The Snake Bay Patrol was an auxiliary reconnaissance unit made up of Indigenous Australian residents of Melville Island in the Northern Territory that was raised by the Royal Australian Navy during World War II. The patrol was formed in 1942 and its members served on a full time basis. They did not receive any pay or official recognition for their service until 1962. Further payments were provided in 1991 in recognition of the men having been underpaid.

== History ==

After the first bombing raid on Darwin in 1942, special units consisting of Indigenous Australians were formed, one of which was the Snake Bay Patrol. The Snake Bay Patrol unit was established by Royal Australian Naval Volunteer Reserve officer Lieutenant J.W.B. Gribble during the Pacific War to detect any Japanese forces which landed on the island, with local Indigenous Australians being informally recruited and never formally enlisted into the military. The Patrol's 35 members served on a full-time basis, received firearms training, were issued naval uniforms and held naval ranks conferred by Gribble, but were not paid. Similar units were raised on Bathurst Island, the Cox Peninsula and Groote Eylandt.

During the war the Snake Bay Patrol conducted patrols along the shore of Melville Island, rescued downed Allied airmen and determined the location of naval mines. Two members of the Patrol are also believed to have formed part of reconnaissance parties landed on Timor from Allied submarines.

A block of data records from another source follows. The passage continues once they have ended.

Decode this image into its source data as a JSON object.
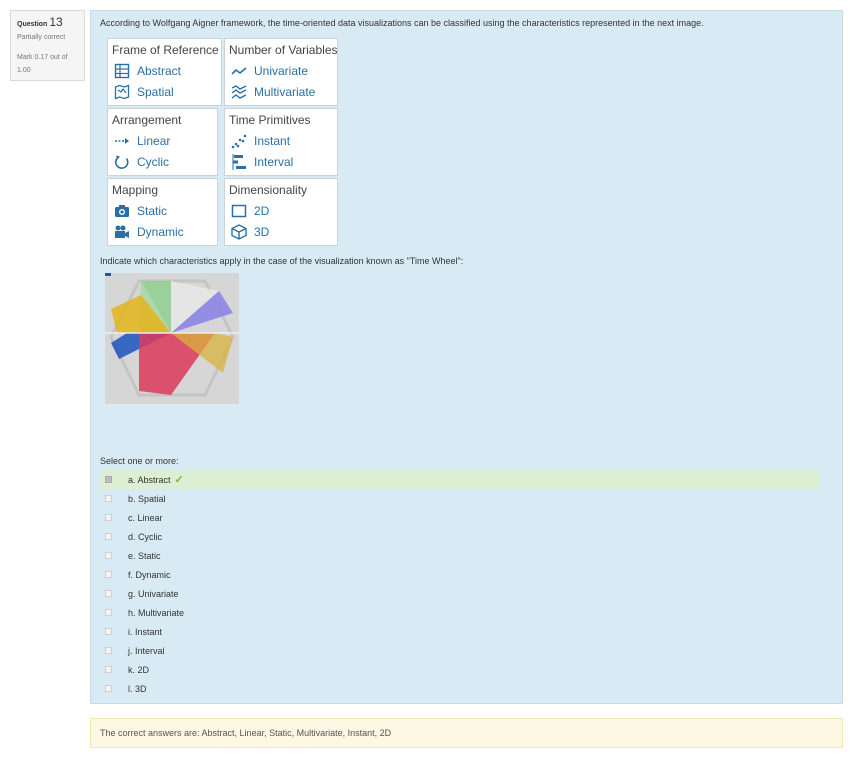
{
  "info": {
    "question_word": "Question",
    "number": "13",
    "state": "Partially correct",
    "grade": "Mark 0.17 out of 1.00"
  },
  "question": {
    "text": "According to Wolfgang Aigner framework, the time-oriented data visualizations can be classified using the characteristics represented in the next image.",
    "prompt": "Indicate which characteristics apply in the case of the visualization known as \"Time Wheel\":",
    "select_label": "Select one or more:"
  },
  "categories": [
    {
      "title": "Frame of Reference",
      "items": [
        {
          "label": "Abstract",
          "icon": "grid-icon"
        },
        {
          "label": "Spatial",
          "icon": "map-icon"
        }
      ]
    },
    {
      "title": "Number of Variables",
      "items": [
        {
          "label": "Univariate",
          "icon": "line-icon"
        },
        {
          "label": "Multivariate",
          "icon": "multiline-icon"
        }
      ]
    },
    {
      "title": "Arrangement",
      "items": [
        {
          "label": "Linear",
          "icon": "arrow-right-icon"
        },
        {
          "label": "Cyclic",
          "icon": "cycle-icon"
        }
      ]
    },
    {
      "title": "Time Primitives",
      "items": [
        {
          "label": "Instant",
          "icon": "dots-icon"
        },
        {
          "label": "Interval",
          "icon": "bars-icon"
        }
      ]
    },
    {
      "title": "Mapping",
      "items": [
        {
          "label": "Static",
          "icon": "camera-icon"
        },
        {
          "label": "Dynamic",
          "icon": "video-camera-icon"
        }
      ]
    },
    {
      "title": "Dimensionality",
      "items": [
        {
          "label": "2D",
          "icon": "square-icon"
        },
        {
          "label": "3D",
          "icon": "cube-icon"
        }
      ]
    }
  ],
  "answers": [
    {
      "label": "a. Abstract",
      "checked": true,
      "correct": true
    },
    {
      "label": "b. Spatial",
      "checked": false
    },
    {
      "label": "c. Linear",
      "checked": false
    },
    {
      "label": "d. Cyclic",
      "checked": false
    },
    {
      "label": "e. Static",
      "checked": false
    },
    {
      "label": "f. Dynamic",
      "checked": false
    },
    {
      "label": "g. Univariate",
      "checked": false
    },
    {
      "label": "h. Multivariate",
      "checked": false
    },
    {
      "label": "i. Instant",
      "checked": false
    },
    {
      "label": "j. Interval",
      "checked": false
    },
    {
      "label": "k. 2D",
      "checked": false
    },
    {
      "label": "l. 3D",
      "checked": false
    }
  ],
  "feedback": {
    "text": "The correct answers are: Abstract, Linear, Static, Multivariate, Instant, 2D"
  },
  "colors": {
    "accent": "#2a6fa5",
    "correct": "#dcefd2",
    "check": "#7cb342"
  }
}
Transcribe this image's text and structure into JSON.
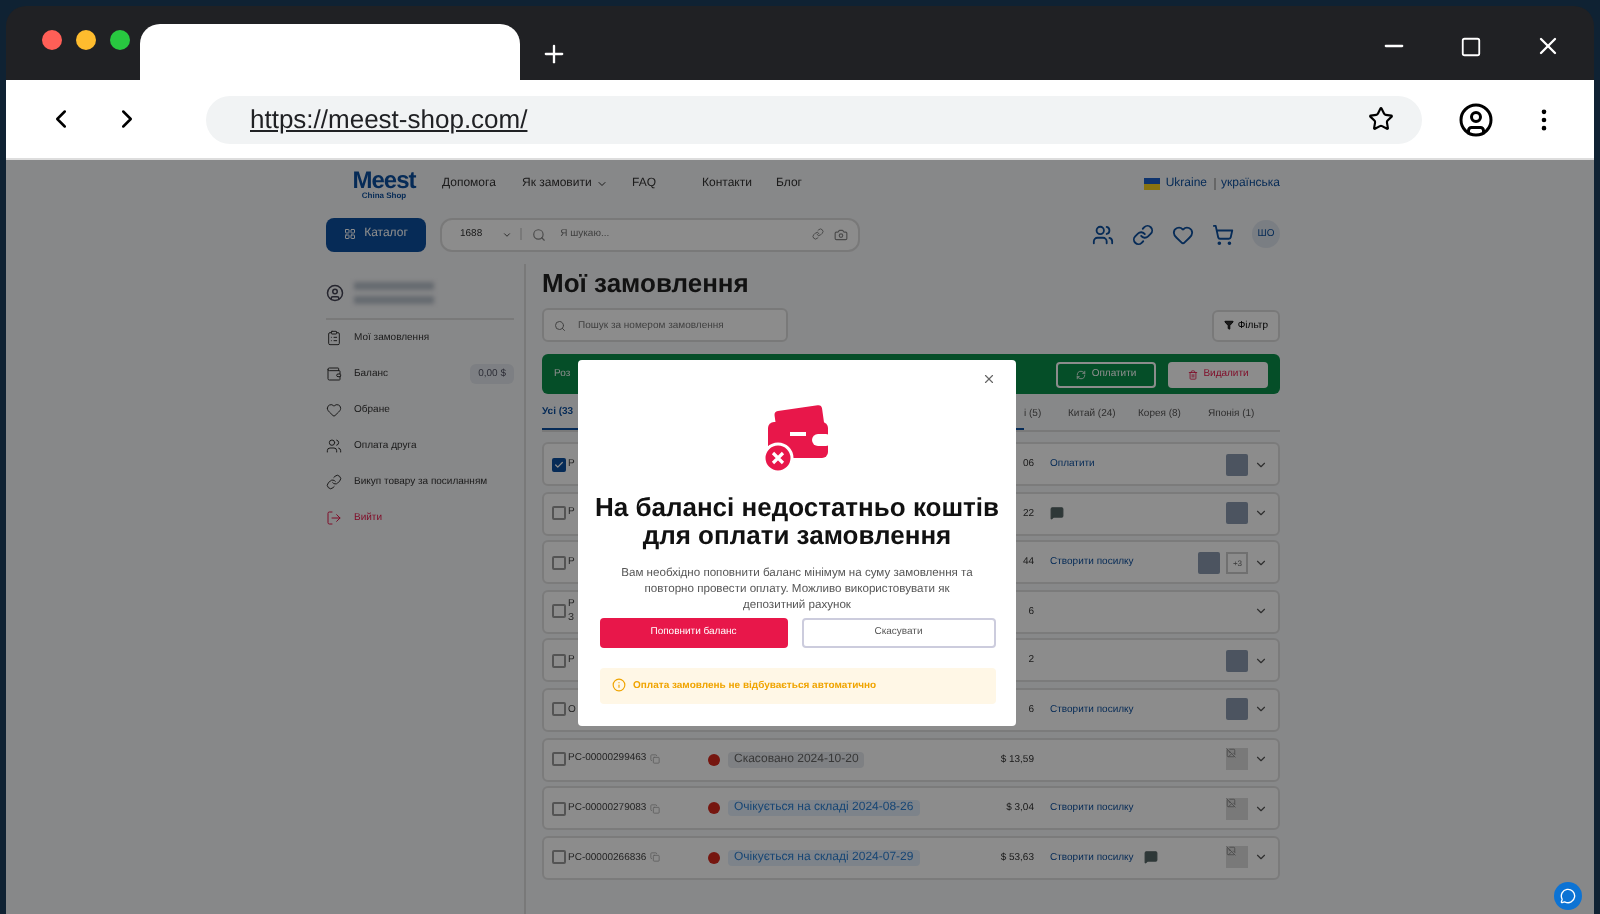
{
  "browser": {
    "url": "https://meest-shop.com/"
  },
  "header": {
    "logo": "Meest",
    "logo_sub": "China Shop",
    "nav": [
      {
        "label": "Допомога",
        "dropdown": false
      },
      {
        "label": "Як замовити",
        "dropdown": true
      },
      {
        "label": "FAQ",
        "dropdown": false
      },
      {
        "label": "Контакти",
        "dropdown": false
      },
      {
        "label": "Блог",
        "dropdown": false
      }
    ],
    "country": "Ukraine",
    "language": "українська",
    "catalog_button": "Каталог",
    "source": "1688",
    "search_placeholder": "Я шукаю...",
    "avatar": "ШО"
  },
  "sidebar": {
    "items": [
      {
        "kind": "orders",
        "label": "Мої замовлення"
      },
      {
        "kind": "balance",
        "label": "Баланс",
        "badge": "0,00 $"
      },
      {
        "kind": "favorites",
        "label": "Обране"
      },
      {
        "kind": "friend",
        "label": "Оплата друга"
      },
      {
        "kind": "link",
        "label": "Викуп товару за посиланням"
      },
      {
        "kind": "logout",
        "label": "Вийти"
      }
    ]
  },
  "main": {
    "title": "Мої замовлення",
    "search_placeholder": "Пошук за номером замовлення",
    "filter_button": "Фільтр",
    "selection_bar": {
      "text": "Роз",
      "pay_button": "Оплатити",
      "delete_button": "Видалити"
    },
    "tabs": [
      {
        "label": "Усі (33",
        "selected": true
      },
      {
        "label": "і (5)",
        "selected": false
      },
      {
        "label": "Китай (24)",
        "selected": false
      },
      {
        "label": "Корея (8)",
        "selected": false
      },
      {
        "label": "Японія (1)",
        "selected": false
      }
    ],
    "orders": [
      {
        "kind": "photo",
        "checked": true,
        "id": "Р",
        "price": "06",
        "action": "Оплатити",
        "chat": false
      },
      {
        "kind": "photo",
        "checked": false,
        "id": "Р",
        "price": "22",
        "chat": true
      },
      {
        "kind": "photo",
        "checked": false,
        "id": "Р",
        "price": "44",
        "action": "Створити посилку",
        "chat": false,
        "more": "+3"
      },
      {
        "kind": "plain",
        "checked": false,
        "id": "Р",
        "sub": "З",
        "price": "6",
        "chat": false
      },
      {
        "kind": "photo",
        "checked": false,
        "id": "Р",
        "price": "2",
        "chat": false
      },
      {
        "kind": "photo",
        "checked": false,
        "id": "О",
        "price": "6",
        "action": "Створити посилку",
        "chat": false
      },
      {
        "kind": "broken",
        "checked": false,
        "id": "PC-00000299463",
        "cancelled": true,
        "status": "Скасовано 2024-10-20",
        "price": "$ 13,59",
        "chat": false
      },
      {
        "kind": "broken",
        "checked": false,
        "id": "PC-00000279083",
        "cancelled": false,
        "status": "Очікується на складі 2024-08-26",
        "price": "$ 3,04",
        "action": "Створити посилку",
        "chat": false
      },
      {
        "kind": "broken",
        "checked": false,
        "id": "PC-00000266836",
        "cancelled": false,
        "status": "Очікується на складі 2024-07-29",
        "price": "$ 53,63",
        "action": "Створити посилку",
        "chat": true
      }
    ]
  },
  "modal": {
    "title": "На балансі недостатньо коштів для оплати замовлення",
    "text": "Вам необхідно поповнити баланс мінімум на суму замовлення та повторно провести оплату. Можливо використовувати як депозитний рахунок",
    "primary_button": "Поповнити баланс",
    "secondary_button": "Скасувати",
    "notice": "Оплата замовлень не відбувається автоматично"
  }
}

The former members of the Snake Island Patrol only became eligible for service medals and payments in recognition of their service in 1962. In December 1991 the few surviving members of the Patrol and the other auxiliary Indigenous units received compensation for not having been paid during the war, as well as the Defence Medal and War Medal; these were also provided to the next of kin of the members who had died by that time. The next year the surviving men became eligible for veteran's benefits under the Veterans’ Entitlements Act 1986.